While the PBR appears to carefully avoid some issues, when it comes to others it just can't seem to stop tinkering. The ceaseless urge to mess with the format is completely mystifying, considering that the sport, at its heart, is very simple. In 2004, the PBR wanted to make the finals more of a draw, so it put more points on the table. This way, one cowboy couldn't really cement a win over the course of the season--a good finals performance was nearly mandatory. This in theory would lead to more fan interest, which would lead to more viewership, more advertising dollars, more sponsors, and the like. But while the urge to tinker has remained constant, the goal seems to have changed, from potentially broadening the field to potentially streamlining the field. The bonus round and the Final Five Chase seem designed to narrow down the number of cowboys in the spotlight. In these economic times, one can understand the desire to ramp up the excitement, but it seems like David Neal Productions doubts that the average fan (or perhaps the new fans that he hopes to attract) has the attention span to keep track of 40+ cowboys and even more bulls. So instead of seeing all the rides, we get a song focusing on the top 10 or so, and a bonus round perhaps designed to narrow the field of interest to those who consistently do well enough to make the special new round. It remains to be seen how this will play out.

Sure, times have changed and the PBR has changed--stagnation wouldn't have served anyone. The PBR did and does and probably always will face the issue that it is a niche sport, and there isn't a whole lot anyone can do to change that. Having only two commentators in the booth is not going to magically turn the sport into something that someone who likes a mainstream sport will want to watch. Wiring the riders won't make the sport into something people magically want to watch, either (and honestly, listening to people grunt, or worse, be hurt, is just not appealing). Ridiculous commercial voice-overs and a Truth Booth also don't add much appeal.

But in the end, the format issues, while annoying, are not critical. Format issues can be fixed. We are back to the real issue: Why does the PBR never seem to learn? Why is there still is very little transparency, sudden and poorly explained moves made, and such bumbling PR attempts to cover it all? The fact that McKee has been asked back, on however limited a fashion, does give one hope that the PBR does recognize there have been misfires and they are trying to correct their course, and of course, only those there know what happens behind the closed boardroom doors.
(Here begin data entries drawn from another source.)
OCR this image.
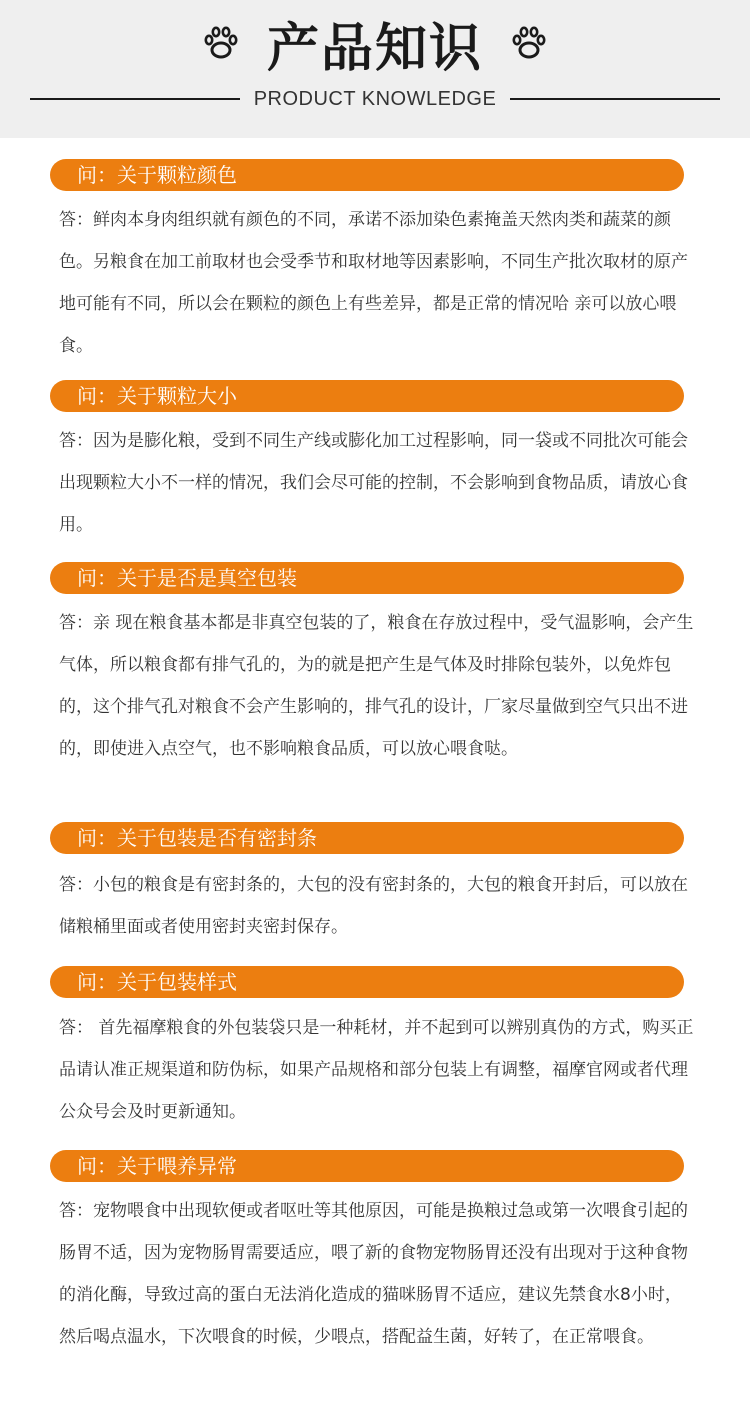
产品知识
PRODUCT KNOWLEDGE
问：关于颗粒颜色

答：鲜肉本身肉组织就有颜色的不同，承诺不添加染色素掩盖天然肉类和蔬菜的颜色。另粮食在加工前取材也会受季节和取材地等因素影响，不同生产批次取材的原产地可能有不同，所以会在颗粒的颜色上有些差异，都是正常的情况哈 亲可以放心喂食。

问：关于颗粒大小

答：因为是膨化粮，受到不同生产线或膨化加工过程影响，同一袋或不同批次可能会出现颗粒大小不一样的情况，我们会尽可能的控制，不会影响到食物品质，请放心食用。

问：关于是否是真空包装

答：亲 现在粮食基本都是非真空包装的了，粮食在存放过程中，受气温影响，会产生气体，所以粮食都有排气孔的，为的就是把产生是气体及时排除包装外，以免炸包的，这个排气孔对粮食不会产生影响的，排气孔的设计，厂家尽量做到空气只出不进的，即使进入点空气，也不影响粮食品质，可以放心喂食哒。

问：关于包装是否有密封条

答：小包的粮食是有密封条的，大包的没有密封条的，大包的粮食开封后，可以放在储粮桶里面或者使用密封夹密封保存。

问：关于包装样式

答： 首先福摩粮食的外包装袋只是一种耗材，并不起到可以辨别真伪的方式，购买正品请认准正规渠道和防伪标，如果产品规格和部分包装上有调整，福摩官网或者代理公众号会及时更新通知。

问：关于喂养异常

答：宠物喂食中出现软便或者呕吐等其他原因，可能是换粮过急或第一次喂食引起的肠胃不适，因为宠物肠胃需要适应，喂了新的食物宠物肠胃还没有出现对于这种食物的消化酶，导致过高的蛋白无法消化造成的猫咪肠胃不适应，建议先禁食水8小时，然后喝点温水，下次喂食的时候，少喂点，搭配益生菌，好转了，在正常喂食。
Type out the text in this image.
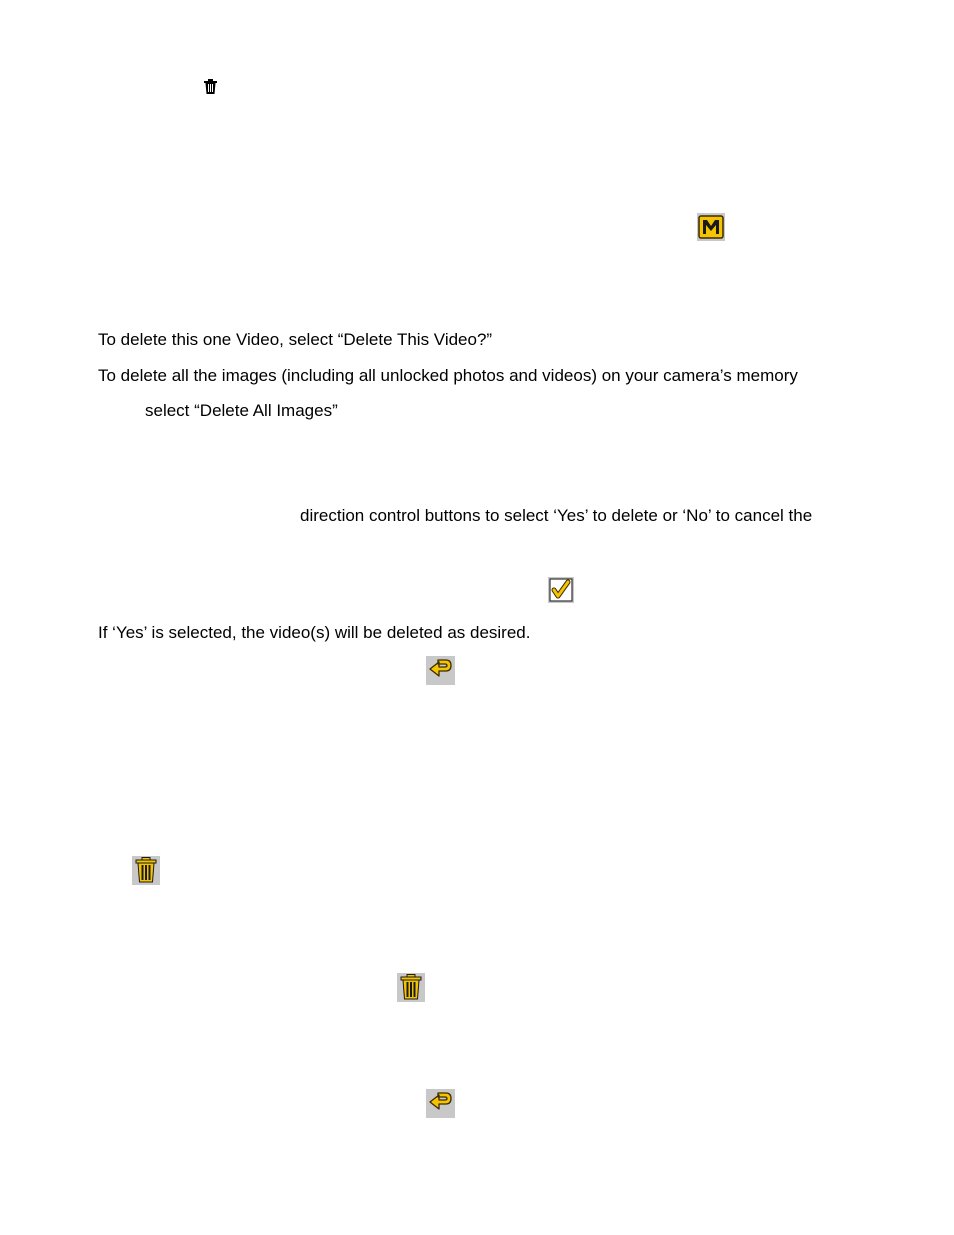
To delete this one Video, select “Delete This Video?”
To delete all the images (including all unlocked photos and videos) on your camera’s memory
select “Delete All Images”
direction control buttons to select ‘Yes’ to delete or ‘No’ to cancel the
If ‘Yes’ is selected, the video(s) will be deleted as desired.
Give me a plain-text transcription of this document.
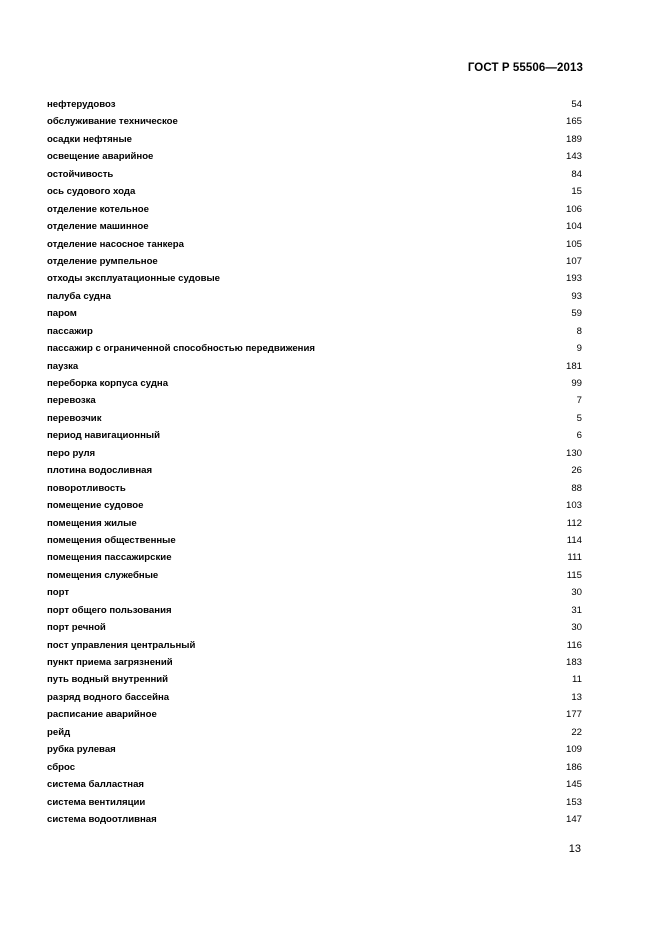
ГОСТ Р 55506—2013
нефтерудовоз	54
обслуживание техническое	165
осадки нефтяные	189
освещение аварийное	143
остойчивость	84
ось судового хода	15
отделение котельное	106
отделение машинное	104
отделение насосное танкера	105
отделение румпельное	107
отходы эксплуатационные судовые	193
палуба судна	93
паром	59
пассажир	8
пассажир с ограниченной способностью передвижения	9
паузка	181
переборка корпуса судна	99
перевозка	7
перевозчик	5
период навигационный	6
перо руля	130
плотина водосливная	26
поворотливость	88
помещение судовое	103
помещения жилые	112
помещения общественные	114
помещения пассажирские	111
помещения служебные	115
порт	30
порт общего пользования	31
порт речной	30
пост управления центральный	116
пункт приема загрязнений	183
путь водный внутренний	11
разряд водного бассейна	13
расписание аварийное	177
рейд	22
рубка рулевая	109
сброс	186
система балластная	145
система вентиляции	153
система водоотливная	147
13
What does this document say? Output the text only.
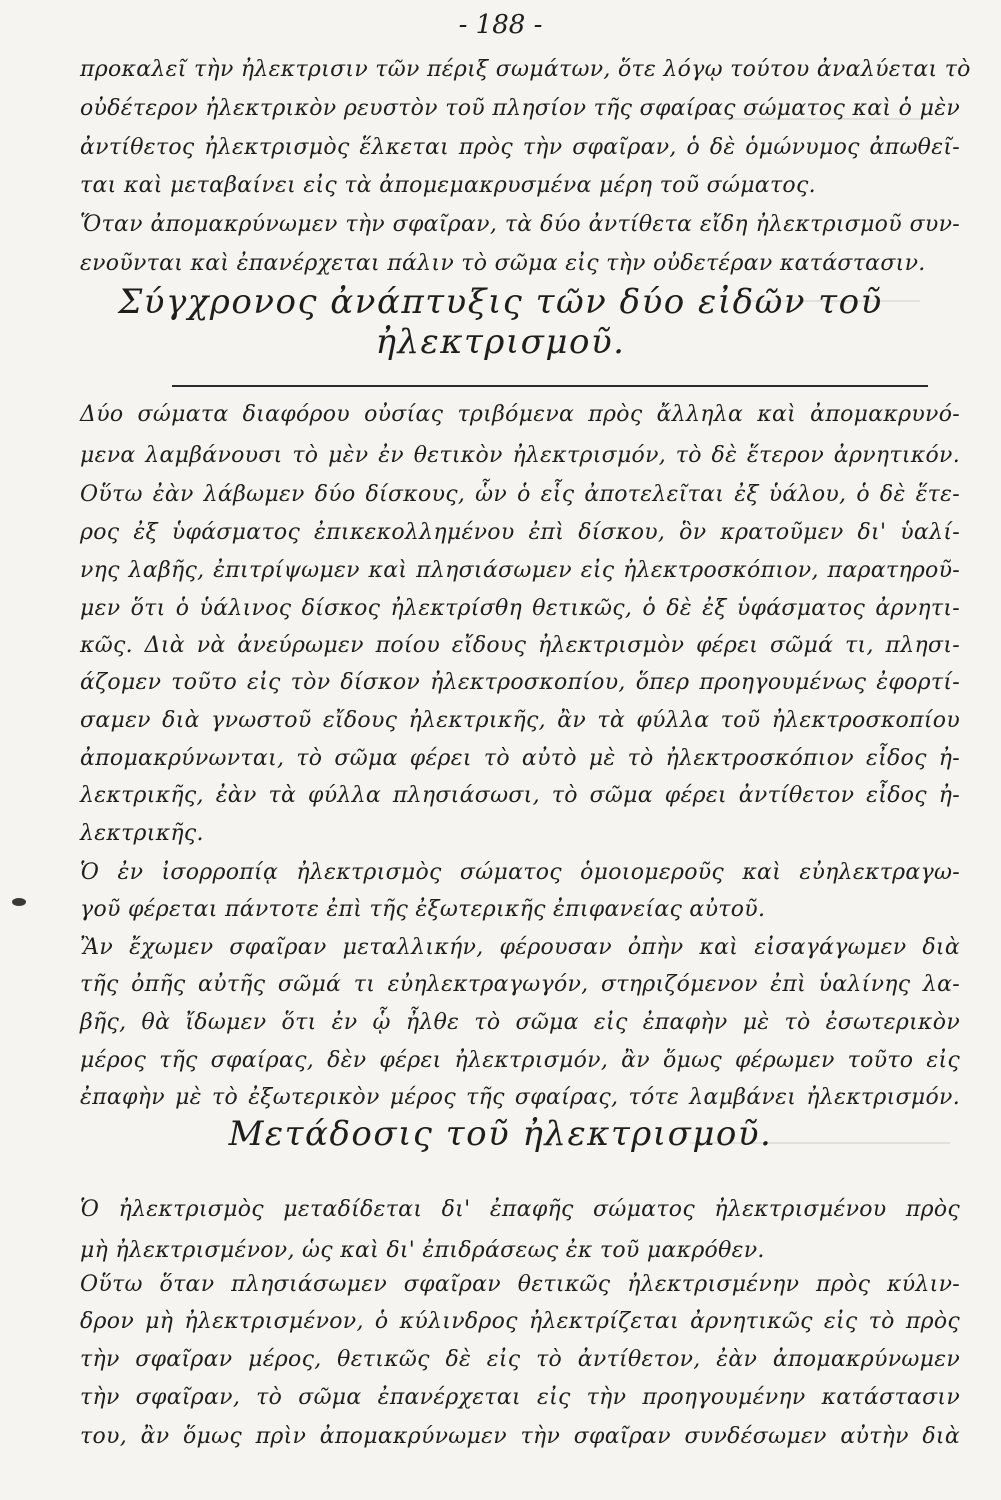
- 188 -
προκαλεῖ τὴν ἠλεκτρισιν τῶν πέριξ σωμάτων, ὅτε λόγῳ τούτου ἀναλύεται τὸ
οὐδέτερον ἠλεκτρικὸν ρευστὸν τοῦ πλησίον τῆς σφαίρας σώματος καὶ ὁ μὲν
ἀντίθετος ἠλεκτρισμὸς ἕλκεται πρὸς τὴν σφαῖραν, ὁ δὲ ὁμώνυμος ἀπωθεῖ-
ται καὶ μεταβαίνει εἰς τὰ ἀπομεμακρυσμένα μέρη τοῦ σώματος.
Ὅταν ἀπομακρύνωμεν τὴν σφαῖραν, τὰ δύο ἀντίθετα εἴδη ἠλεκτρισμοῦ συν-
ενοῦνται καὶ ἐπανέρχεται πάλιν τὸ σῶμα εἰς τὴν οὐδετέραν κατάστασιν.
Σύγχρονος ἀνάπτυξις τῶν δύο εἰδῶν τοῦ
ἠλεκτρισμοῦ.
Δύο σώματα διαφόρου οὐσίας τριβόμενα πρὸς ἄλληλα καὶ ἀπομακρυνό-
μενα λαμβάνουσι τὸ μὲν ἐν θετικὸν ἠλεκτρισμόν, τὸ δὲ ἕτερον ἀρνητικόν.
Οὕτω ἐὰν λάβωμεν δύο δίσκους, ὧν ὁ εἷς ἀποτελεῖται ἐξ ὑάλου, ὁ δὲ ἕτε-
ρος ἐξ ὑφάσματος ἐπικεκολλημένου ἐπὶ δίσκου, ὃν κρατοῦμεν δι' ὑαλί-
νης λαβῆς, ἐπιτρίψωμεν καὶ πλησιάσωμεν εἰς ἠλεκτροσκόπιον, παρατηροῦ-
μεν ὅτι ὁ ὑάλινος δίσκος ἠλεκτρίσθη θετικῶς, ὁ δὲ ἐξ ὑφάσματος ἀρνητι-
κῶς. Διὰ νὰ ἀνεύρωμεν ποίου εἴδους ἠλεκτρισμὸν φέρει σῶμά τι, πλησι-
άζομεν τοῦτο εἰς τὸν δίσκον ἠλεκτροσκοπίου, ὅπερ προηγουμένως ἐφορτί-
σαμεν διὰ γνωστοῦ εἴδους ἠλεκτρικῆς, ἂν τὰ φύλλα τοῦ ἠλεκτροσκοπίου
ἀπομακρύνωνται, τὸ σῶμα φέρει τὸ αὐτὸ μὲ τὸ ἠλεκτροσκόπιον εἶδος ἠ-
λεκτρικῆς, ἐὰν τὰ φύλλα πλησιάσωσι, τὸ σῶμα φέρει ἀντίθετον εἶδος ἠ-
λεκτρικῆς.
Ὁ ἐν ἰσορροπίᾳ ἠλεκτρισμὸς σώματος ὁμοιομεροῦς καὶ εὐηλεκτραγω-
γοῦ φέρεται πάντοτε ἐπὶ τῆς ἐξωτερικῆς ἐπιφανείας αὐτοῦ.
Ἂν ἔχωμεν σφαῖραν μεταλλικήν, φέρουσαν ὀπὴν καὶ εἰσαγάγωμεν διὰ
τῆς ὀπῆς αὐτῆς σῶμά τι εὐηλεκτραγωγόν, στηριζόμενον ἐπὶ ὑαλίνης λα-
βῆς, θὰ ἴδωμεν ὅτι ἐν ᾧ ἦλθε τὸ σῶμα εἰς ἐπαφὴν μὲ τὸ ἐσωτερικὸν
μέρος τῆς σφαίρας, δὲν φέρει ἠλεκτρισμόν, ἂν ὅμως φέρωμεν τοῦτο εἰς
ἐπαφὴν μὲ τὸ ἐξωτερικὸν μέρος τῆς σφαίρας, τότε λαμβάνει ἠλεκτρισμόν.
Μετάδοσις τοῦ ἠλεκτρισμοῦ.
Ὁ ἠλεκτρισμὸς μεταδίδεται δι' ἐπαφῆς σώματος ἠλεκτρισμένου πρὸς
μὴ ἠλεκτρισμένον, ὡς καὶ δι' ἐπιδράσεως ἐκ τοῦ μακρόθεν.
Οὕτω ὅταν πλησιάσωμεν σφαῖραν θετικῶς ἠλεκτρισμένην πρὸς κύλιν-
δρον μὴ ἠλεκτρισμένον, ὁ κύλινδρος ἠλεκτρίζεται ἀρνητικῶς εἰς τὸ πρὸς
τὴν σφαῖραν μέρος, θετικῶς δὲ εἰς τὸ ἀντίθετον, ἐὰν ἀπομακρύνωμεν
τὴν σφαῖραν, τὸ σῶμα ἐπανέρχεται εἰς τὴν προηγουμένην κατάστασιν
του, ἂν ὅμως πρὶν ἀπομακρύνωμεν τὴν σφαῖραν συνδέσωμεν αὐτὴν διὰ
To end on a slightly more optimistic note, it seems like for this weekend's event, some of the format issues were indeed tweaked for the better: the awful siren seems to have gone away in favor of the familiar buzzer, the scrolling sports scores that were screwing with the aspect ratio of our TV sets are gone, and there seemed to be less of the robotic female commercial voice-overs. Now if we can just get more Leah Garcia and more Justin McKee, we might be talking. After all, the PBR has a great product, and it's really hard to ruin bull riding. In the end, this sport is simple--one cowboy, one bull, eight (or less) seconds. That's what I want to see, whether it's a top 10 cowboy or a TPD alternate, a bull of the year or a debut bull. As long as there are great bulls and great rides, we should all survive the fight to escape this cycling back through the issues of 2004 and get back to some great bull riding.

Now that's what we hopefully will call, "living happily ever after."